CommIN: Semantic Image Communications as an Inverse Problem with INN-Guided Diffusion Models
This work addresses perceptual quality issues in semantic image communications for wireless transmission systems, representing an incremental advance over existing DeepJSCC approaches.
The paper tackles the problem of perceptual distortion in wireless image transmission under extreme conditions like low bandwidth and low SNR by proposing CommIN, which frames image recovery as an inverse problem using INN-guided diffusion models, resulting in significant improvements in perceptual quality compared to DeepJSCC and other methods.

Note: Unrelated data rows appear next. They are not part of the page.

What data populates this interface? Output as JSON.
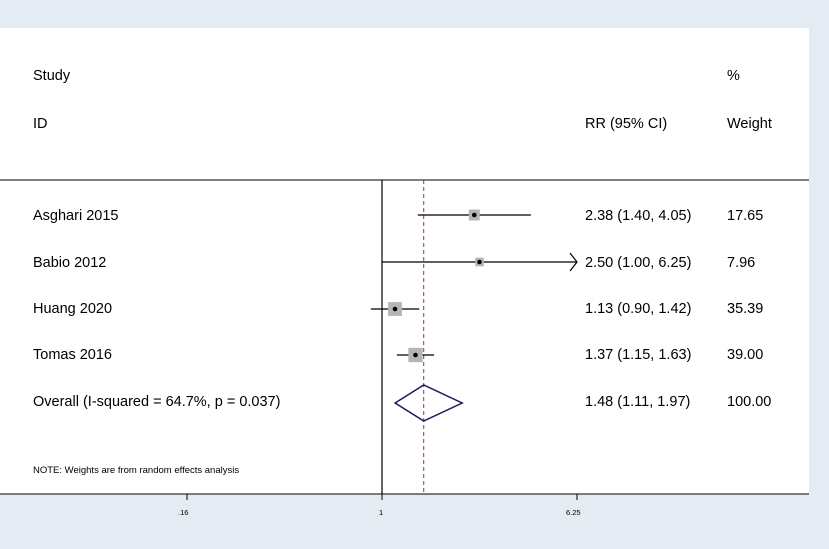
{
  "chart_data": {
    "type": "forest",
    "header": {
      "col1_line1": "Study",
      "col1_line2": "ID",
      "col2": "RR (95% CI)",
      "col3_line1": "%",
      "col3_line2": "Weight"
    },
    "studies": [
      {
        "label": "Asghari 2015",
        "rr": 2.38,
        "lo": 1.4,
        "hi": 4.05,
        "ci_text": "2.38 (1.40, 4.05)",
        "weight": 17.65,
        "weight_text": "17.65"
      },
      {
        "label": "Babio 2012",
        "rr": 2.5,
        "lo": 1.0,
        "hi": 6.25,
        "ci_text": "2.50 (1.00, 6.25)",
        "weight": 7.96,
        "weight_text": "7.96",
        "arrow_right": true
      },
      {
        "label": "Huang 2020",
        "rr": 1.13,
        "lo": 0.9,
        "hi": 1.42,
        "ci_text": "1.13 (0.90, 1.42)",
        "weight": 35.39,
        "weight_text": "35.39"
      },
      {
        "label": "Tomas 2016",
        "rr": 1.37,
        "lo": 1.15,
        "hi": 1.63,
        "ci_text": "1.37 (1.15, 1.63)",
        "weight": 39.0,
        "weight_text": "39.00"
      }
    ],
    "overall": {
      "label": "Overall  (I-squared = 64.7%, p = 0.037)",
      "rr": 1.48,
      "lo": 1.11,
      "hi": 1.97,
      "ci_text": "1.48 (1.11, 1.97)",
      "weight_text": "100.00"
    },
    "note": "NOTE: Weights are from random effects analysis",
    "x_ticks": [
      {
        "value": 0.16,
        "label": ".16"
      },
      {
        "value": 1,
        "label": "1"
      },
      {
        "value": 6.25,
        "label": "6.25"
      }
    ],
    "x_scale": "log",
    "null_line": 1,
    "colors": {
      "marker_box": "#b5b5b5",
      "line": "#000000",
      "overall_line": "#a8322b",
      "diamond": "#1a1a5e",
      "background": "#e4ebf2"
    }
  }
}
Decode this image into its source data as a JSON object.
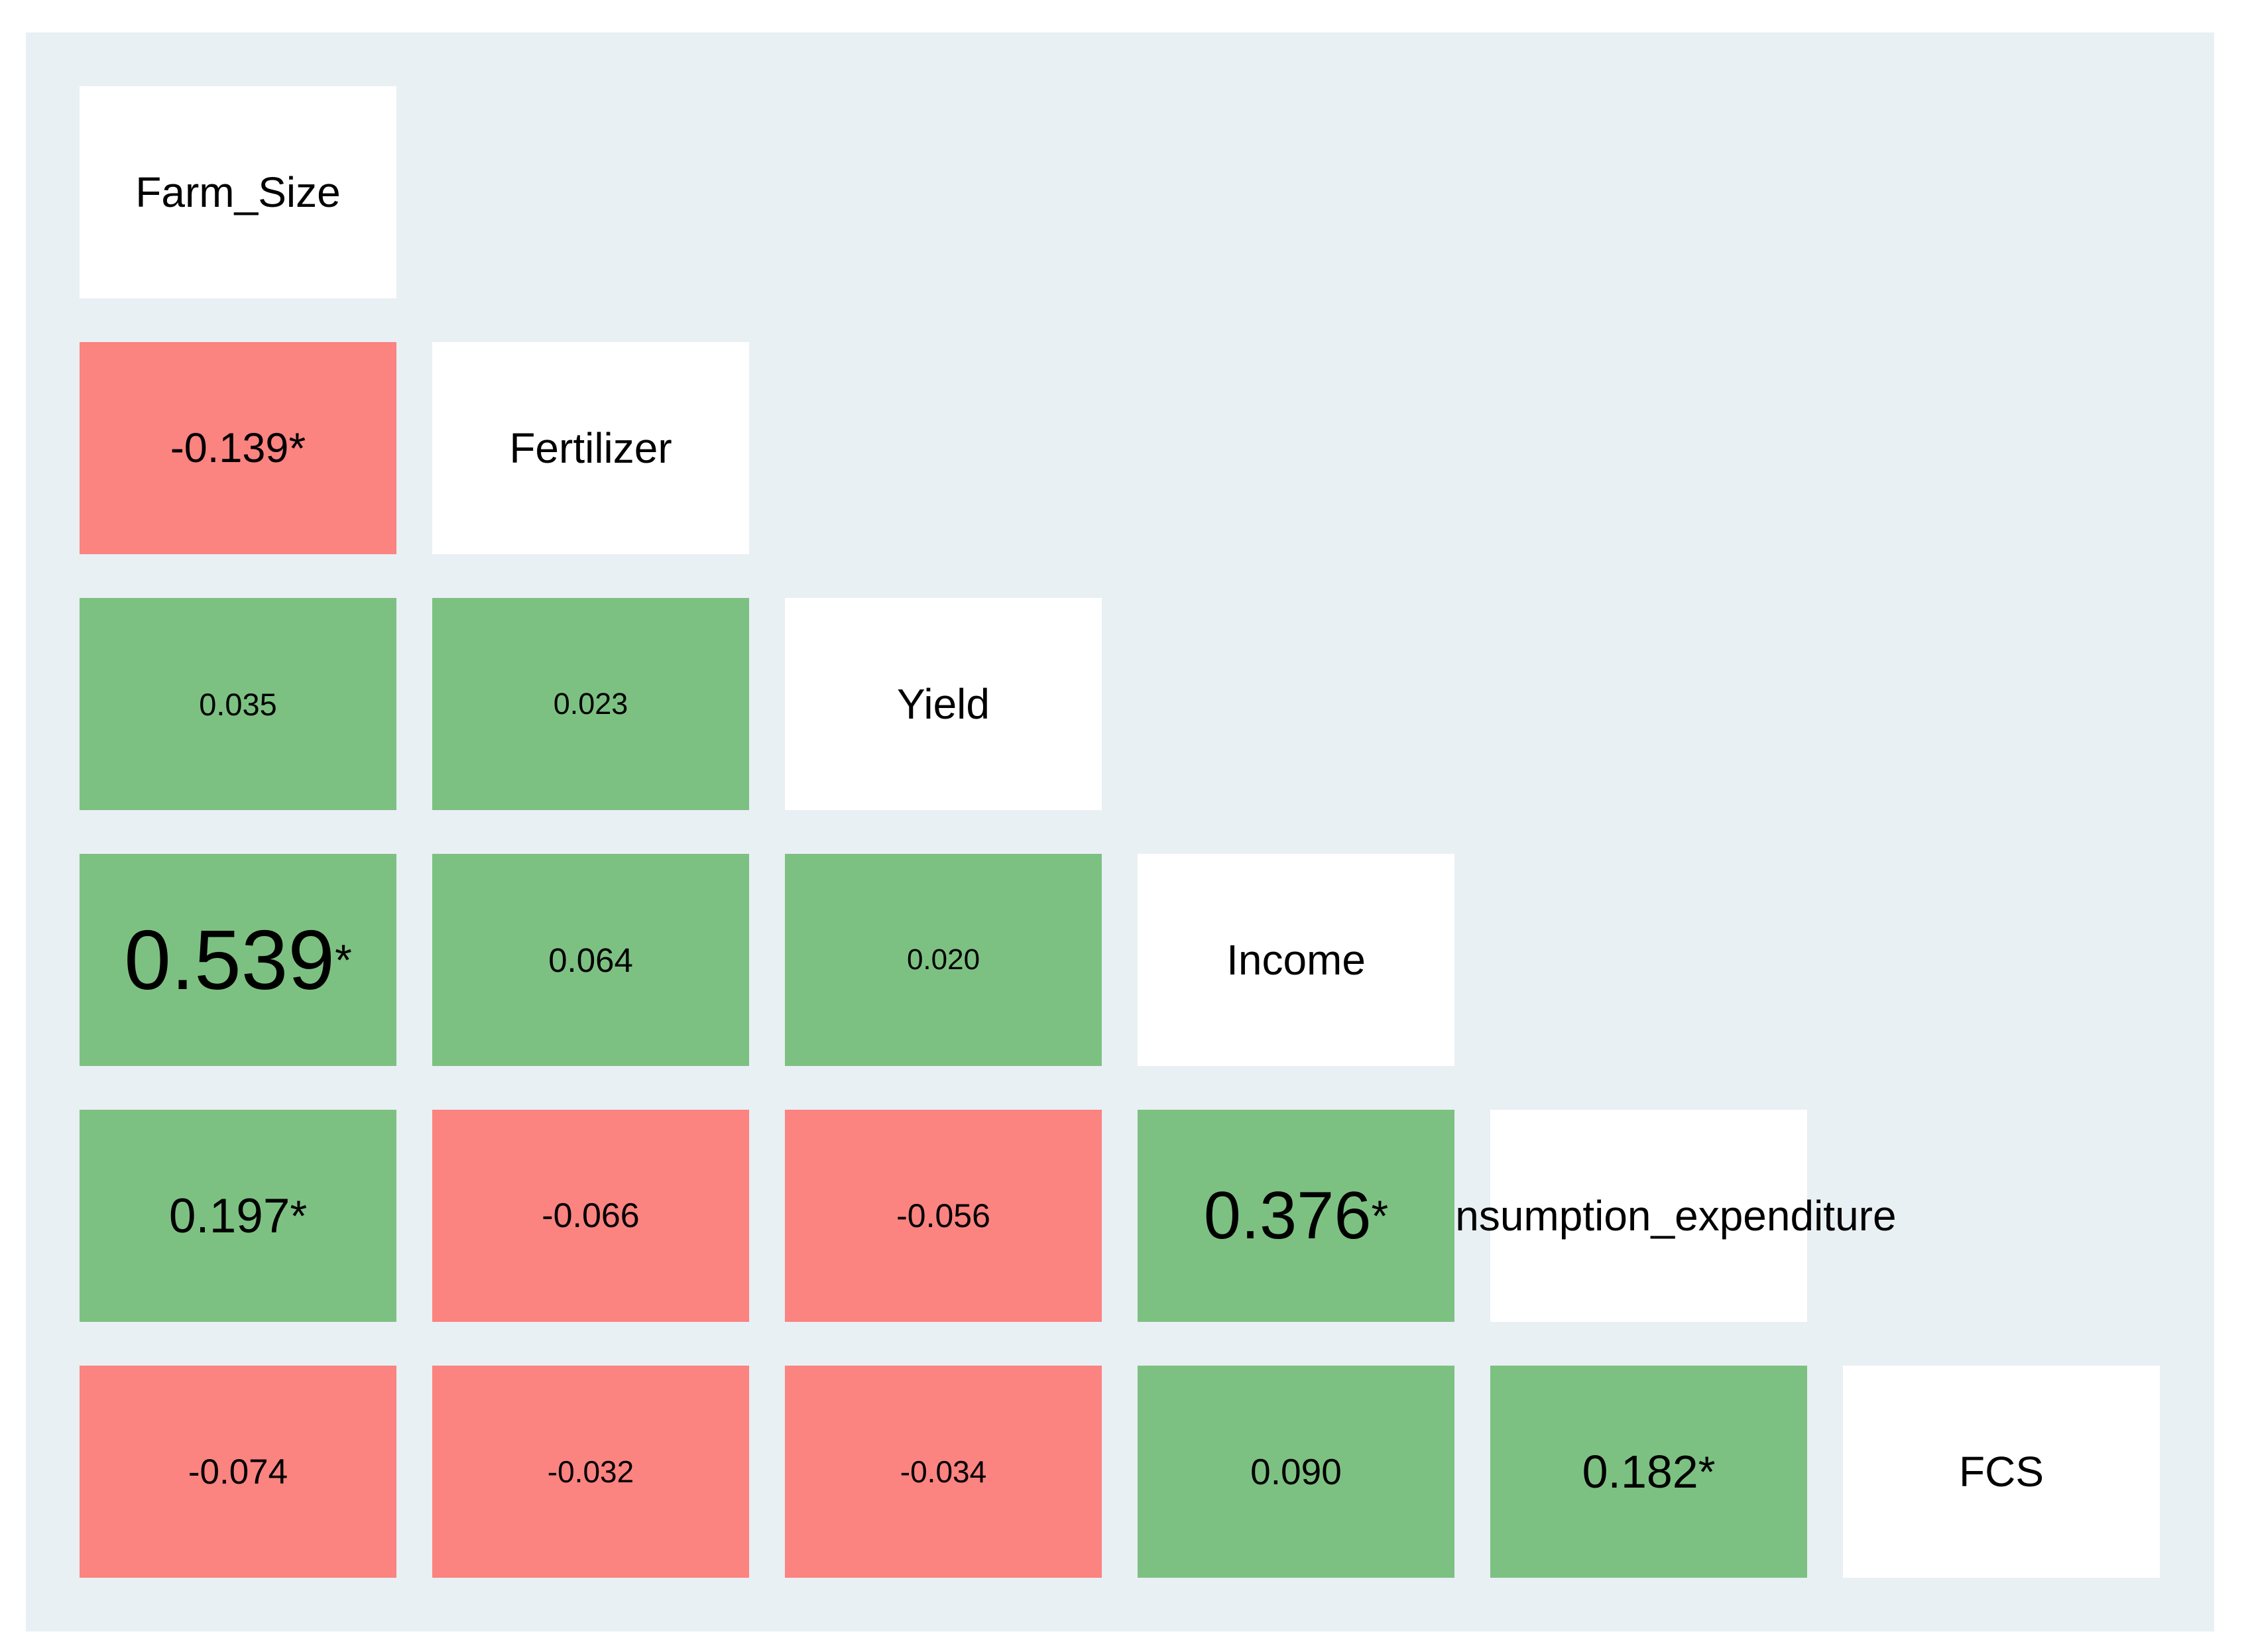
{
  "figure": {
    "page_background": "#ffffff",
    "panel_background": "#e8f0f3",
    "text_color": "#000000"
  },
  "chart_data": {
    "type": "heatmap",
    "subtype": "lower-triangle correlation matrix",
    "title": "",
    "variables": [
      "Farm_Size",
      "Fertilizer",
      "Yield",
      "Income",
      "Consumption_expenditure",
      "FCS"
    ],
    "significance_marker": "*",
    "legend_position": "none",
    "grid_on": false,
    "colors": {
      "positive": "#7dc182",
      "negative": "#fb8380",
      "diagonal": "#ffffff"
    },
    "correlations": [
      {
        "row": "Fertilizer",
        "col": "Farm_Size",
        "value": -0.139,
        "text": "-0.139",
        "significant": true
      },
      {
        "row": "Yield",
        "col": "Farm_Size",
        "value": 0.035,
        "text": "0.035",
        "significant": false
      },
      {
        "row": "Yield",
        "col": "Fertilizer",
        "value": 0.023,
        "text": "0.023",
        "significant": false
      },
      {
        "row": "Income",
        "col": "Farm_Size",
        "value": 0.539,
        "text": "0.539",
        "significant": true
      },
      {
        "row": "Income",
        "col": "Fertilizer",
        "value": 0.064,
        "text": "0.064",
        "significant": false
      },
      {
        "row": "Income",
        "col": "Yield",
        "value": 0.02,
        "text": "0.020",
        "significant": false
      },
      {
        "row": "Consumption_expenditure",
        "col": "Farm_Size",
        "value": 0.197,
        "text": "0.197",
        "significant": true
      },
      {
        "row": "Consumption_expenditure",
        "col": "Fertilizer",
        "value": -0.066,
        "text": "-0.066",
        "significant": false
      },
      {
        "row": "Consumption_expenditure",
        "col": "Yield",
        "value": -0.056,
        "text": "-0.056",
        "significant": false
      },
      {
        "row": "Consumption_expenditure",
        "col": "Income",
        "value": 0.376,
        "text": "0.376",
        "significant": true
      },
      {
        "row": "FCS",
        "col": "Farm_Size",
        "value": -0.074,
        "text": "-0.074",
        "significant": false
      },
      {
        "row": "FCS",
        "col": "Fertilizer",
        "value": -0.032,
        "text": "-0.032",
        "significant": false
      },
      {
        "row": "FCS",
        "col": "Yield",
        "value": -0.034,
        "text": "-0.034",
        "significant": false
      },
      {
        "row": "FCS",
        "col": "Income",
        "value": 0.09,
        "text": "0.090",
        "significant": false
      },
      {
        "row": "FCS",
        "col": "Consumption_expenditure",
        "value": 0.182,
        "text": "0.182",
        "significant": true
      }
    ]
  }
}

Joint source-channel coding schemes based on deep neural networks (DeepJSCC) have recently achieved remarkable performance for wireless image transmission. However, these methods usually focus only on the distortion of the reconstructed signal at the receiver side with respect to the source at the transmitter side, rather than the perceptual quality of the reconstruction which carries more semantic information. As a result, severe perceptual distortion can be introduced under extreme conditions such as low bandwidth and low signal-to-noise ratio. In this work, we propose CommIN, which views the recovery of high-quality source images from degraded reconstructions as an inverse problem. To address this, CommIN combines Invertible Neural Networks (INN) with diffusion models, aiming for superior perceptual quality. Through experiments, we show that our CommIN significantly improves the perceptual quality compared to DeepJSCC under extreme conditions and outperforms other inverse problem approaches used in DeepJSCC.